The U. S. health–care system, according to “Uninsured in America,” has created a group of people who increasingly look different from others and suffer in ways that others do not.

“Moral hazard” is the term economists use to describe the fact that insurance can change the behavior of the person being insured. If your office gives you and your co-workers all the free Pepsi you want—if your employer, in effect, offers universal Pepsi insurance—you’ll drink more Pepsi than you would have otherwise. If you have a no–deductible fire–insurance policy, you may be a little less diligent in clearing the brush away from your house. The savings–and–loan crisis of the nineteen–eighties was created, in large part, by the fact that the federal government insured savings deposits of up to a hundred thousand dollars, and so the newly deregulated S. & L.s made far riskier investments than they would have otherwise. Insurance can have the paradoxical effect of producing risky and wasteful behavior. Economists spend a great deal of time thinking about such moral hazard for good reason. Insurance is an attempt to make human life safer and more secure.

The moral–hazard argument makes sense, however, only if we consume health care in the same way that we consume other consumer goods, and to economists like Nyman this assumption is plainly absurd. We go to the doctor grudgingly, only because we’re sick. “Moral hazard is overblown,” the Princeton economist Uwe Reinhardt says. “You always hear that the demand for health care is unlimited. This is just not true. People who are very well insured, who are very rich, do you see them check into the hospital because it’s free? Do people really like to go to the doctor? Do they check into the hospital instead of playing golf?”

At the center of the Bush Administration’s plan to address the health–insurance mess are Health Savings Accounts, and Health Savings Accounts are exactly what you would come up with if you were concerned, above all else, with minimizing moral hazard…

The country described in the President’s report is a very different place from the country described in “Uninsured in America.” Sered and Fernandopulle look at the billions we spend on medical care and wonder why Americans have so little insurance.
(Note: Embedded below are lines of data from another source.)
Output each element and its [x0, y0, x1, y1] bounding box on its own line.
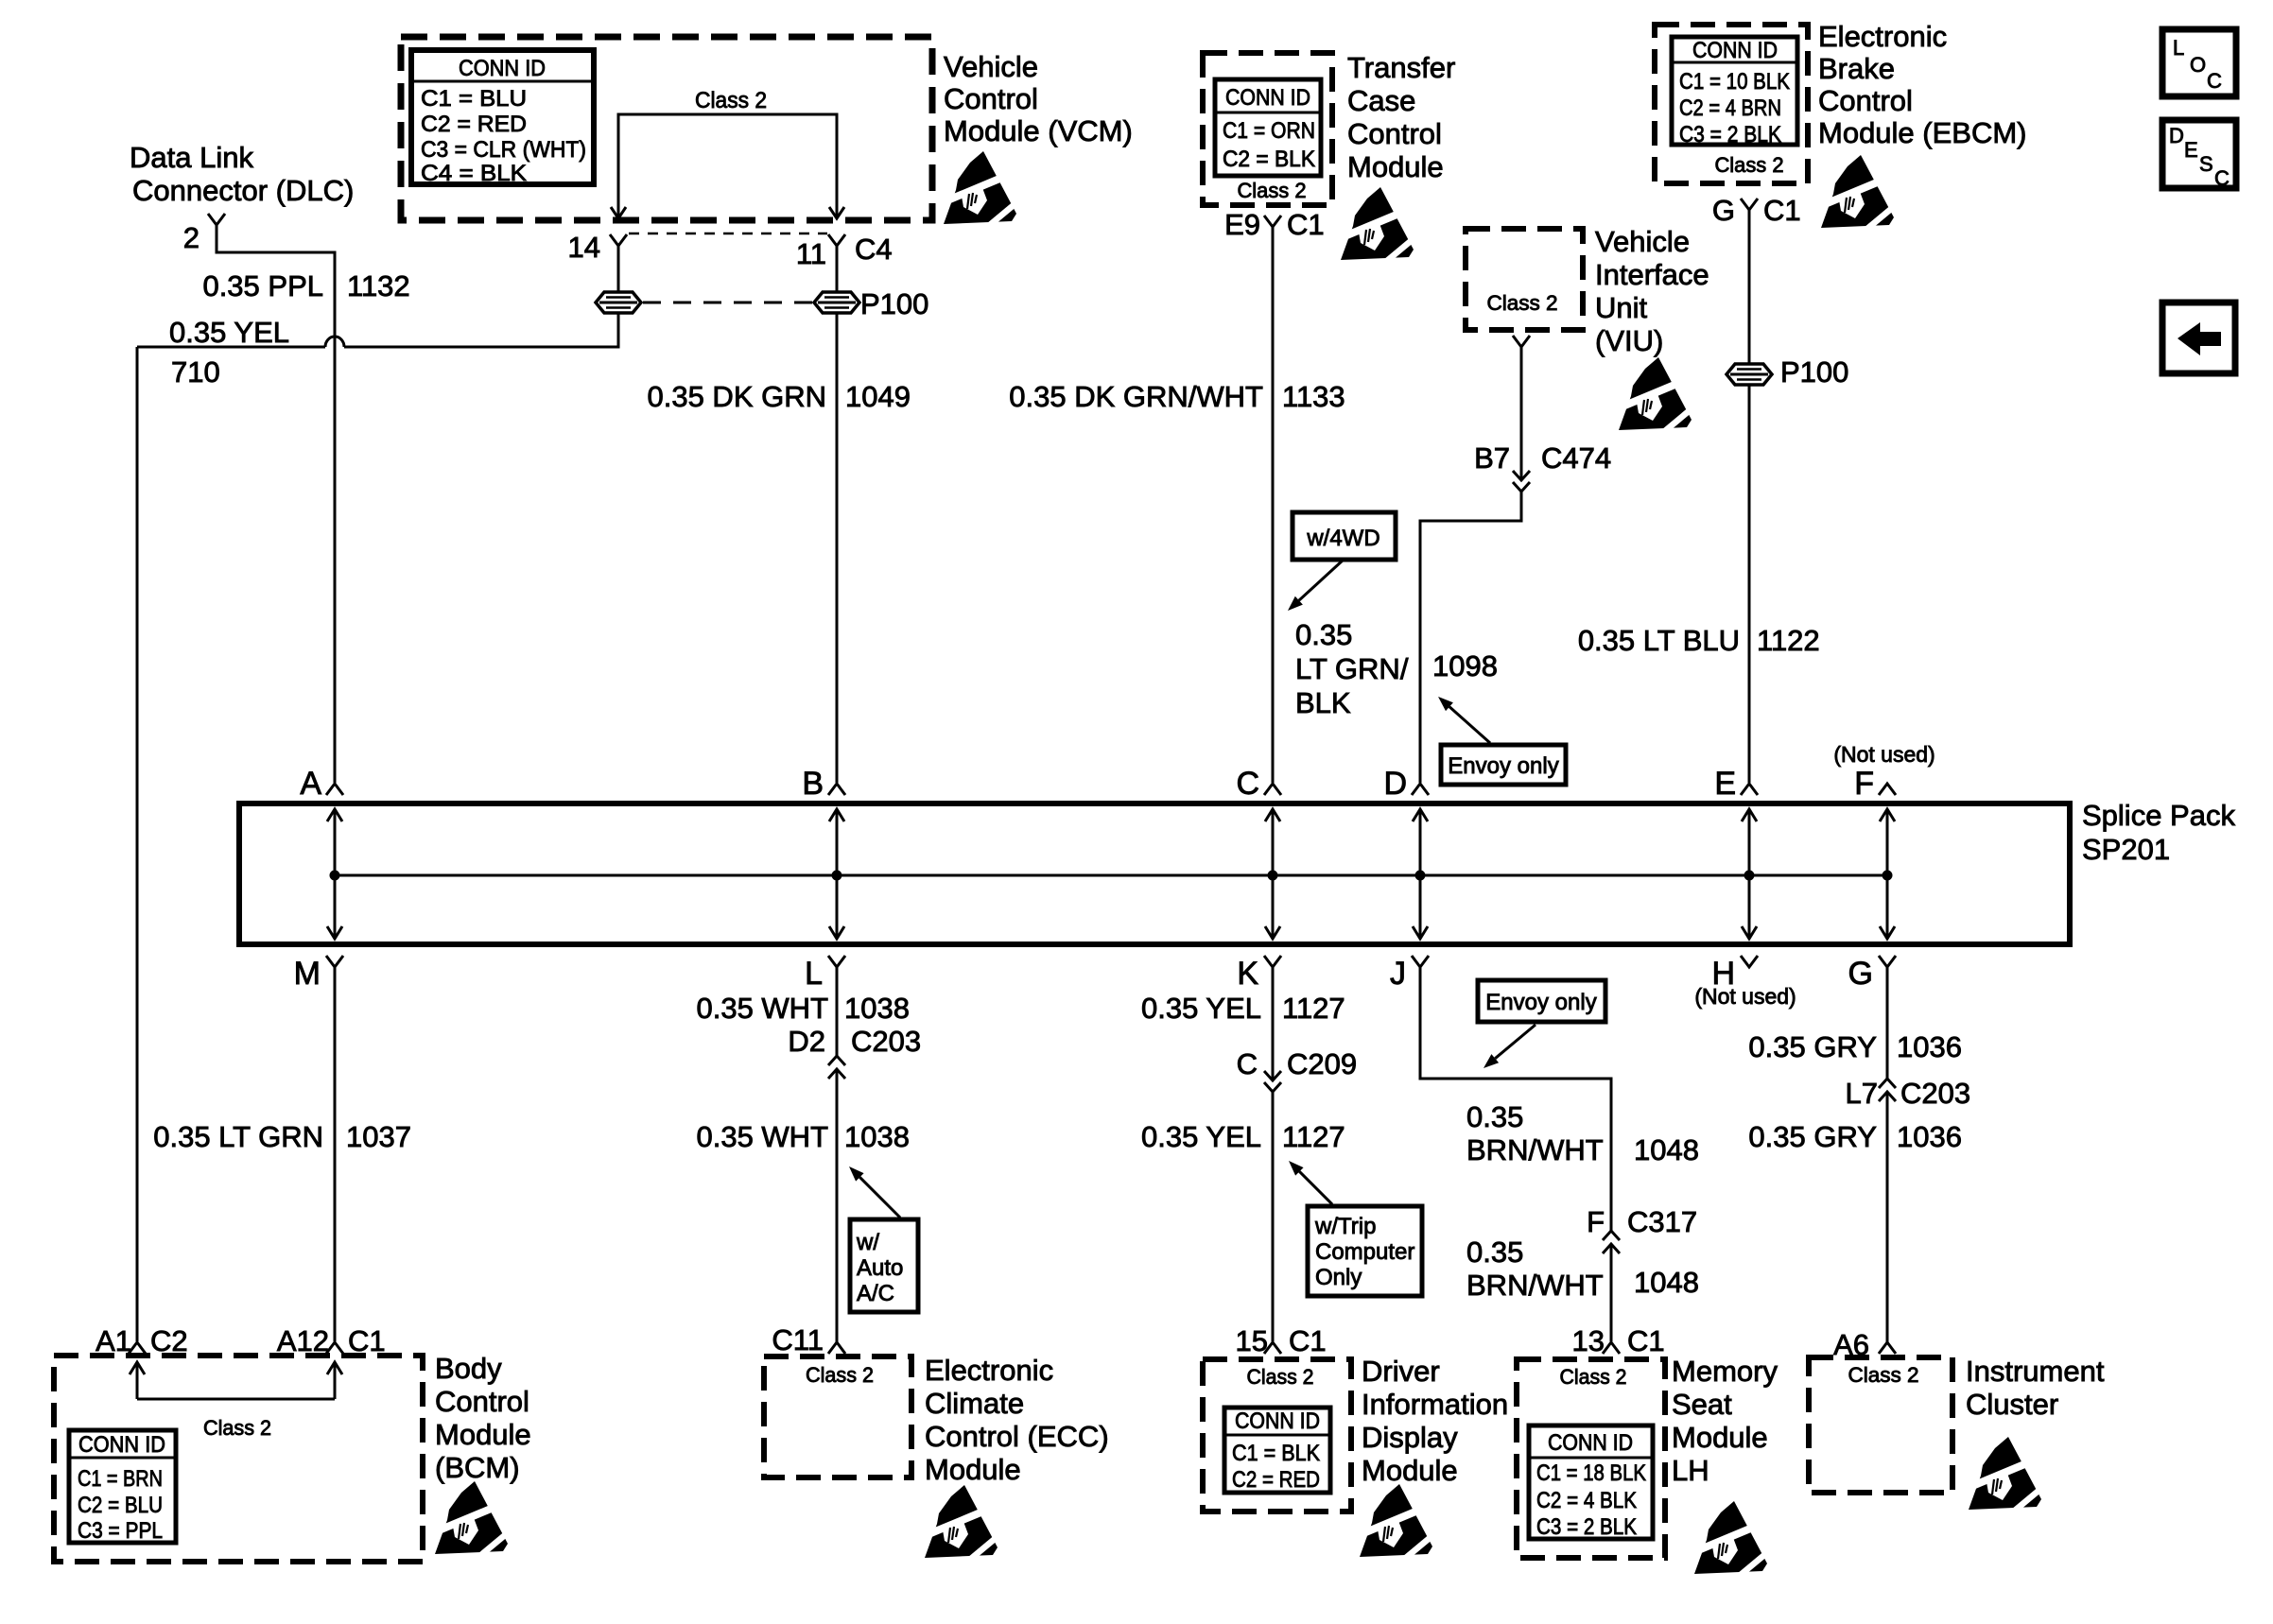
svg-text:Control: Control: [944, 82, 1038, 115]
svg-text:Class 2: Class 2: [695, 88, 767, 113]
wire: DLC pin2 to PPL vertical: [217, 225, 335, 783]
svg-text:Class 2: Class 2: [1247, 1365, 1314, 1389]
svg-text:0.35 WHT: 0.35 WHT: [696, 1120, 828, 1153]
Vehicle Interface Unit dashed box: [1466, 229, 1583, 330]
svg-text:Class 2: Class 2: [1848, 1363, 1919, 1387]
svg-text:Splice Pack: Splice Pack: [2082, 799, 2235, 832]
svg-text:BLK: BLK: [1295, 686, 1351, 719]
svg-text:G: G: [1848, 956, 1873, 992]
svg-text:Data Link: Data Link: [130, 141, 253, 174]
svg-text:CONN ID: CONN ID: [1235, 1408, 1320, 1434]
splice internal down arrow x=354: [334, 875, 337, 939]
svg-text:C317: C317: [1627, 1205, 1697, 1238]
svg-text:D: D: [1383, 766, 1407, 802]
svg-text:0.35 PPL: 0.35 PPL: [202, 269, 323, 302]
svg-text:Driver: Driver: [1362, 1355, 1440, 1388]
svg-text:C1 = 10 BLK: C1 = 10 BLK: [1679, 69, 1790, 95]
Electronic Brake Control Module dashed box: [1655, 25, 1808, 183]
splice internal up arrow x=354: [334, 809, 337, 875]
MSM CONN ID table: [1529, 1425, 1653, 1539]
svg-text:1133: 1133: [1282, 380, 1345, 413]
wire: 0.35 YEL 710 horizontal with hop over PPL: [137, 313, 618, 347]
arrowhead into pin 11: [829, 207, 844, 218]
svg-text:CONN ID: CONN ID: [1692, 38, 1778, 63]
BCM ESD symbol: [435, 1481, 511, 1559]
svg-text:C3 = PPL: C3 = PPL: [78, 1518, 163, 1544]
splice junction dot at x=1996: [1883, 871, 1893, 881]
w/4WD callout box: [1293, 512, 1396, 560]
svg-text:Interface: Interface: [1595, 258, 1709, 291]
svg-text:A: A: [300, 766, 321, 802]
svg-text:Only: Only: [1315, 1265, 1362, 1290]
splice terminal H (bottom): [1741, 956, 1758, 967]
svg-text:A/C: A/C: [857, 1281, 894, 1306]
svg-text:Class 2: Class 2: [1560, 1365, 1627, 1389]
splice terminal B (top): [828, 784, 845, 795]
MSM ESD symbol: [1694, 1501, 1770, 1579]
svg-text:Control (ECC): Control (ECC): [925, 1420, 1109, 1453]
svg-text:Module: Module: [1362, 1454, 1458, 1487]
svg-text:1127: 1127: [1282, 1120, 1345, 1153]
splice internal down arrow x=1346: [1272, 875, 1275, 939]
svg-text:11: 11: [796, 237, 826, 270]
svg-text:C203: C203: [1900, 1077, 1970, 1110]
svg-text:Control: Control: [435, 1385, 529, 1418]
svg-text:1036: 1036: [1897, 1120, 1962, 1153]
wire K down : 0.35 YEL 1127: [1272, 967, 1275, 1080]
wire pin11 down to splice B : 0.35 DK GRN 1049: [836, 246, 839, 783]
splice terminal L (bottom): [828, 956, 845, 967]
Envoy only callout (lower): [1478, 980, 1605, 1022]
svg-text:Class 2: Class 2: [806, 1363, 874, 1387]
svg-text:710: 710: [171, 355, 220, 389]
Envoy only arrow (lower): [1495, 1025, 1536, 1059]
svg-text:C11: C11: [772, 1323, 824, 1356]
svg-text:14: 14: [568, 231, 600, 264]
wire C209 to DID pin 15: [1272, 1092, 1275, 1341]
P100 dashed link: [643, 302, 812, 304]
svg-text:Module: Module: [1347, 150, 1444, 183]
Body Control Module dashed box: [54, 1356, 423, 1562]
svg-text:C3 = 2 BLK: C3 = 2 BLK: [1536, 1514, 1637, 1540]
svg-text:D2: D2: [788, 1025, 825, 1058]
svg-text:1038: 1038: [844, 992, 910, 1025]
wire C317 to MSM pin 13: [1610, 1244, 1613, 1341]
svg-text:Display: Display: [1362, 1421, 1458, 1454]
svg-text:C1: C1: [348, 1324, 386, 1357]
svg-text:C2 = 4 BLK: C2 = 4 BLK: [1536, 1488, 1637, 1513]
svg-text:J: J: [1390, 956, 1406, 992]
svg-text:E: E: [2184, 138, 2198, 162]
wire G down : 0.35 GRY 1036: [1886, 967, 1889, 1079]
svg-text:0.35 LT BLU: 0.35 LT BLU: [1578, 624, 1740, 657]
svg-text:C1: C1: [1287, 208, 1325, 241]
svg-text:Information: Information: [1362, 1388, 1508, 1421]
svg-text:1049: 1049: [845, 380, 911, 413]
svg-text:Envoy only: Envoy only: [1485, 990, 1596, 1015]
svg-text:Class 2: Class 2: [1238, 179, 1307, 202]
svg-text:SP201: SP201: [2082, 833, 2170, 866]
splice terminal A (top): [326, 784, 343, 795]
svg-text:C: C: [1237, 1047, 1258, 1080]
svg-text:C1: C1: [1289, 1324, 1327, 1357]
splice junction dot at x=1850: [1744, 871, 1755, 881]
BCM CONN ID table: [69, 1430, 176, 1543]
wire L down : 0.35 WHT 1038: [836, 967, 839, 1056]
svg-text:Class 2: Class 2: [203, 1416, 271, 1440]
VCM ESD symbol: [944, 151, 1019, 229]
svg-text:0.35 DK GRN/WHT: 0.35 DK GRN/WHT: [1009, 380, 1263, 413]
svg-text:C4 = BLK: C4 = BLK: [421, 161, 527, 186]
svg-text:E: E: [1714, 766, 1736, 802]
svg-text:L: L: [805, 956, 823, 992]
splice internal down arrow x=885: [836, 875, 839, 939]
wire EBCM down through P100 to splice E: [1748, 210, 1751, 783]
Driver Information Display dashed box: [1203, 1359, 1351, 1512]
svg-text:C203: C203: [851, 1025, 921, 1058]
svg-text:0.35 GRY: 0.35 GRY: [1748, 1030, 1877, 1063]
P100 inline connector (EBCM): [1726, 364, 1772, 385]
svg-text:C2: C2: [150, 1324, 188, 1357]
svg-text:C474: C474: [1541, 441, 1611, 475]
svg-text:Control: Control: [1818, 84, 1913, 117]
svg-text:w/: w/: [856, 1230, 879, 1255]
svg-text:S: S: [2199, 152, 2213, 176]
svg-text:P100: P100: [860, 287, 928, 320]
svg-text:F: F: [1854, 766, 1874, 802]
LOC reference box: [2162, 29, 2236, 96]
svg-text:0.35 YEL: 0.35 YEL: [169, 316, 289, 349]
Envoy only callout (upper): [1441, 745, 1566, 785]
splice terminal F (top): [1879, 784, 1896, 795]
svg-text:G: G: [1712, 194, 1735, 227]
svg-text:0.35 YEL: 0.35 YEL: [1141, 992, 1261, 1025]
w/Auto A/C callout box: [850, 1219, 918, 1312]
TCCM ESD symbol: [1341, 187, 1416, 265]
svg-text:Module: Module: [925, 1453, 1021, 1486]
svg-text:Memory: Memory: [1672, 1355, 1778, 1388]
svg-text:C2 = RED: C2 = RED: [421, 112, 527, 137]
svg-text:Control: Control: [1347, 117, 1442, 150]
svg-text:0.35: 0.35: [1466, 1235, 1523, 1269]
svg-text:Module: Module: [1672, 1421, 1768, 1454]
DESC reference box: [2162, 120, 2236, 188]
Transfer Case Control Module dashed box: [1203, 53, 1332, 205]
svg-text:Electronic: Electronic: [925, 1354, 1053, 1387]
svg-text:F: F: [1587, 1205, 1605, 1238]
svg-text:CONN ID: CONN ID: [78, 1432, 165, 1458]
svg-text:CONN ID: CONN ID: [1225, 85, 1310, 111]
splice internal up arrow x=1996: [1886, 809, 1889, 875]
svg-text:1098: 1098: [1432, 649, 1498, 682]
wire C203 to ECC C11: [836, 1069, 839, 1342]
svg-text:Instrument: Instrument: [1966, 1355, 2105, 1388]
svg-text:CONN ID: CONN ID: [459, 56, 546, 81]
VCM CONN ID table: [411, 50, 594, 184]
svg-text:0.35 DK GRN: 0.35 DK GRN: [647, 380, 826, 413]
svg-text:LT GRN/: LT GRN/: [1295, 652, 1409, 685]
splice terminal G (bottom): [1879, 956, 1896, 967]
w/Auto A/C arrow: [859, 1177, 900, 1218]
svg-text:C4: C4: [855, 233, 893, 266]
splice internal up arrow x=1346: [1272, 809, 1275, 875]
svg-text:1036: 1036: [1897, 1030, 1962, 1063]
svg-text:B7: B7: [1474, 441, 1510, 475]
svg-text:0.35 GRY: 0.35 GRY: [1748, 1120, 1877, 1153]
svg-text:Climate: Climate: [925, 1387, 1024, 1420]
svg-text:1132: 1132: [347, 269, 410, 302]
svg-text:BRN/WHT: BRN/WHT: [1466, 1269, 1604, 1302]
svg-text:Electronic: Electronic: [1818, 20, 1947, 53]
Instrument Cluster dashed box: [1809, 1357, 1952, 1493]
EBCM ESD symbol: [1821, 155, 1897, 233]
splice internal up arrow x=885: [836, 809, 839, 875]
w/4WD arrow: [1299, 560, 1344, 600]
wire TCCM to splice C : 0.35 DK GRN/WHT 1133: [1272, 227, 1275, 783]
svg-text:L: L: [2173, 36, 2184, 60]
svg-text:1037: 1037: [346, 1120, 411, 1153]
svg-text:13: 13: [1572, 1324, 1605, 1357]
svg-text:C1: C1: [1627, 1324, 1665, 1357]
svg-text:0.35 YEL: 0.35 YEL: [1141, 1120, 1261, 1153]
splice terminal C (top): [1264, 784, 1281, 795]
svg-text:Vehicle: Vehicle: [1595, 225, 1690, 258]
splice terminal J (bottom): [1412, 956, 1429, 967]
svg-text:Seat: Seat: [1672, 1388, 1732, 1421]
svg-text:C3 = CLR (WHT): C3 = CLR (WHT): [421, 137, 586, 163]
splice terminal M (bottom): [326, 956, 343, 967]
svg-text:L7: L7: [1846, 1077, 1878, 1110]
splice terminal K (bottom): [1264, 956, 1281, 967]
ECC ESD symbol: [925, 1485, 1000, 1563]
svg-text:C2 = RED: C2 = RED: [1232, 1467, 1320, 1493]
wire M to BCM A12 : 0.35 LT GRN 1037: [334, 967, 337, 1341]
wire: YEL down to BCM: [136, 347, 139, 1341]
svg-text:Class 2: Class 2: [1715, 153, 1784, 177]
splice internal down arrow x=1850: [1748, 875, 1751, 939]
svg-text:w/4WD: w/4WD: [1306, 526, 1379, 551]
splice junction dot at x=1346: [1268, 871, 1278, 881]
svg-text:Body: Body: [435, 1352, 502, 1385]
svg-text:15: 15: [1236, 1324, 1268, 1357]
splice terminal D (top): [1412, 784, 1429, 795]
svg-text:Cluster: Cluster: [1966, 1388, 2058, 1421]
svg-text:Transfer: Transfer: [1347, 51, 1455, 84]
wire J to C317 path: [1420, 967, 1611, 1231]
svg-text:Brake: Brake: [1818, 52, 1895, 85]
svg-text:(Not used): (Not used): [1694, 984, 1796, 1009]
svg-text:C: C: [1236, 766, 1259, 802]
svg-text:C: C: [2207, 69, 2222, 93]
Vehicle Control Module (VCM) dashed box: [401, 37, 932, 220]
Electronic Climate Control dashed box: [764, 1356, 911, 1477]
splice pack internal bus: [335, 874, 1887, 877]
svg-text:C2 = 4 BRN: C2 = 4 BRN: [1679, 95, 1781, 121]
svg-text:C1 = BRN: C1 = BRN: [78, 1466, 163, 1492]
svg-text:D: D: [2169, 124, 2184, 147]
splice internal down arrow x=1996: [1886, 875, 1889, 939]
svg-text:C1 = ORN: C1 = ORN: [1223, 118, 1315, 144]
wire C203 to IC pin A6: [1886, 1092, 1889, 1342]
svg-text:0.35 LT GRN: 0.35 LT GRN: [153, 1120, 323, 1153]
svg-text:1127: 1127: [1282, 992, 1345, 1025]
BCM internal arrows and link: [136, 1362, 139, 1399]
svg-text:w/Trip: w/Trip: [1314, 1214, 1376, 1239]
DID ESD symbol: [1360, 1484, 1435, 1562]
Memory Seat Module dashed box: [1517, 1359, 1665, 1558]
svg-text:Case: Case: [1347, 84, 1415, 117]
wire VIU to C474: [1520, 347, 1523, 480]
splice internal up arrow x=1850: [1748, 809, 1751, 875]
P100 inline connector (right): [814, 292, 859, 313]
svg-text:C: C: [2214, 166, 2230, 190]
svg-text:K: K: [1237, 956, 1258, 992]
svg-text:Module: Module: [435, 1418, 531, 1451]
svg-text:LH: LH: [1672, 1454, 1709, 1487]
wire C474 down to splice D: [1420, 492, 1521, 783]
svg-text:2: 2: [183, 221, 200, 254]
splice junction dot at x=354: [330, 871, 340, 881]
IC ESD symbol: [1969, 1437, 2044, 1514]
svg-text:CONN ID: CONN ID: [1548, 1430, 1633, 1456]
wire pin14 down to P100: [617, 246, 620, 292]
svg-text:C2 = BLK: C2 = BLK: [1223, 147, 1315, 172]
svg-text:Computer: Computer: [1315, 1239, 1414, 1265]
svg-text:BRN/WHT: BRN/WHT: [1466, 1133, 1604, 1166]
svg-text:Unit: Unit: [1595, 291, 1648, 324]
svg-text:O: O: [2190, 53, 2206, 77]
svg-text:Module (EBCM): Module (EBCM): [1818, 116, 2027, 149]
svg-text:A12: A12: [277, 1324, 329, 1357]
splice internal down arrow x=1502: [1419, 875, 1422, 939]
svg-text:C2 = BLU: C2 = BLU: [78, 1493, 163, 1518]
svg-text:(BCM): (BCM): [435, 1451, 520, 1484]
VIU ESD symbol: [1619, 357, 1694, 435]
svg-text:1048: 1048: [1634, 1266, 1699, 1299]
svg-text:E9: E9: [1224, 208, 1260, 241]
svg-text:C1 = BLU: C1 = BLU: [421, 86, 527, 112]
svg-text:0.35: 0.35: [1466, 1100, 1523, 1133]
EBCM CONN ID table: [1672, 37, 1797, 145]
w/Trip Computer Only callout box: [1308, 1206, 1422, 1296]
svg-text:C209: C209: [1287, 1047, 1357, 1080]
svg-text:Envoy only: Envoy only: [1448, 753, 1558, 779]
TCCM CONN ID table: [1215, 79, 1321, 176]
P100 inline connector (left): [596, 292, 641, 313]
w/Trip arrow: [1299, 1171, 1332, 1204]
svg-text:P100: P100: [1780, 355, 1848, 389]
svg-text:C3 = 2 BLK: C3 = 2 BLK: [1679, 122, 1781, 147]
dashed link pin14-pin11 (connector C4): [629, 233, 827, 235]
svg-text:C1 = BLK: C1 = BLK: [1232, 1441, 1320, 1466]
splice terminal E (top): [1741, 784, 1758, 795]
svg-text:0.35: 0.35: [1295, 618, 1352, 651]
splice internal up arrow x=1502: [1419, 809, 1422, 875]
back arrow box: [2162, 302, 2235, 373]
VIU pin fork: [1513, 336, 1530, 347]
svg-text:C1: C1: [1763, 194, 1801, 227]
svg-text:Connector (DLC): Connector (DLC): [132, 174, 354, 207]
svg-text:M: M: [294, 956, 321, 992]
arrowhead into pin 14: [611, 207, 626, 218]
svg-text:1122: 1122: [1757, 624, 1820, 657]
svg-text:Module (VCM): Module (VCM): [944, 114, 1133, 147]
svg-text:C1 = 18 BLK: C1 = 18 BLK: [1536, 1460, 1646, 1486]
svg-text:(Not used): (Not used): [1833, 742, 1935, 767]
svg-text:A1: A1: [95, 1324, 131, 1357]
svg-text:0.35 WHT: 0.35 WHT: [696, 992, 828, 1025]
svg-text:Auto: Auto: [857, 1255, 903, 1281]
svg-text:Class 2: Class 2: [1487, 291, 1558, 315]
svg-text:(VIU): (VIU): [1595, 324, 1663, 357]
svg-text:1048: 1048: [1634, 1133, 1699, 1166]
DID CONN ID table: [1224, 1408, 1330, 1493]
Envoy only arrow (upper): [1449, 707, 1490, 743]
splice junction dot at x=885: [832, 871, 842, 881]
splice junction dot at x=1502: [1415, 871, 1426, 881]
svg-text:Vehicle: Vehicle: [944, 50, 1038, 83]
svg-text:B: B: [802, 766, 824, 802]
Splice Pack SP201 box: [239, 803, 2070, 944]
svg-text:1038: 1038: [844, 1120, 910, 1153]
The President’s report considers the same situation and worries that we have too much.

Health Savings Accounts represent the final, irrevocable step in the actuarial direction. If you are preoccupied with moral hazard, then you want people to pay for care with their own money, and, when you do that, the sick inevitably end up paying more than the healthy. And when you make people choose an insurance plan that fits their individual needs, those with significant medical problems will choose expensive health plans that cover lots of things, while those with few health problems will choose cheaper, bare-bones plans. The more expensive the comprehensive plans become, and the less expensive the bare-bones plans become, the more the very sick will cluster together at one end of the insurance spectrum, and the more the well will cluster together at the low–cost end. The days when the healthy twenty–five–year–old subsidizes the sixty-year-old with heart disease or diabetes are coming to an end. “The main effect of putting more of it on the consumer is to reduce the social redistributive element of insurance,” the Stanford economist Victor Fuchs says. Health Savings Accounts are not a variant of universal health care. In their governing assumptions, they are the antithesis of universal health care.

In the rest of the industrialized world, it is assumed that the more equally and widely the burdens of illness are shared, the better off the population as a whole is likely to be. The reason the United States has forty–five million people without coverage is that its health–care policy is in the hands of people who disagree, and who regard health insurance not as the solution but as the problem.